Preexisting High Blood Pressure
Did you have high blood pressure before getting pregnant? Find out how this preexisting condition can affect you and your baby.
If you're among the 5 percent of women who had high blood pressure before you conceived, your pregnancy may be more complicated. Babies born to mothers with high blood pressure are at risk for being born prematurely or with a low birthweight. If you take care of yourself and have good prenatal care, however, you have an excellent chance of having a healthy baby. Here is what you need to know:
- ACE inhibitors are a no-no. These high blood pressure medications are dangerous to your baby, particularly during the 2nd and 3rd trimesters. In the mother they can cause low blood pressure, severe kidney failure, and too much potassium; for the baby they can cause death. It's best to stop taking ACE inhibitors before you conceive. If you're on them now, immediately contact your doctor, who will switch you to a safer kind of drug. Don't stop taking your medication unless your doctor tells you to.
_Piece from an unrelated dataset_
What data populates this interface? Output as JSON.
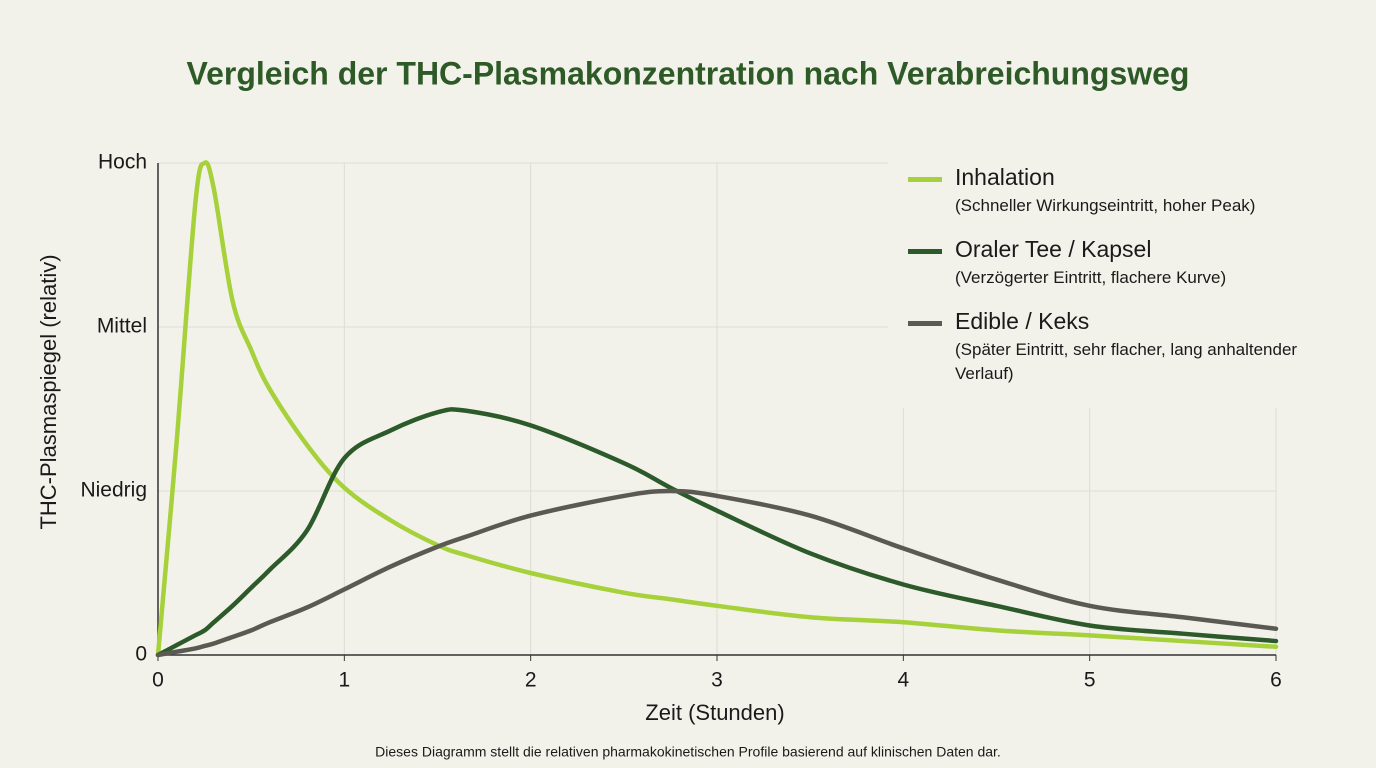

- You are at risk for preeclampsia. One-fourth of women who have high blood pressure develop preeclampsia (also known as toxemia), usually after about 28 weeks of pregnancy.
- You are at risk for placental abruption. Placental abruption, or separation of the placenta from the uterine wall, is dangerous for mother and baby. It can cause severe bleeding, usually after week 20.
- Your doctor will monitor you closely. Your blood pressure will be checked regularly, and your urine will be tested for protein. (One of the signs of preeclampsia is excess protein in the urine.) Some doctors ask their patients to monitor their blood pressure at home.
- You can make a difference. Monitoring your weight gain, taking your medications religiously, and exercising will help cut your risk of complications.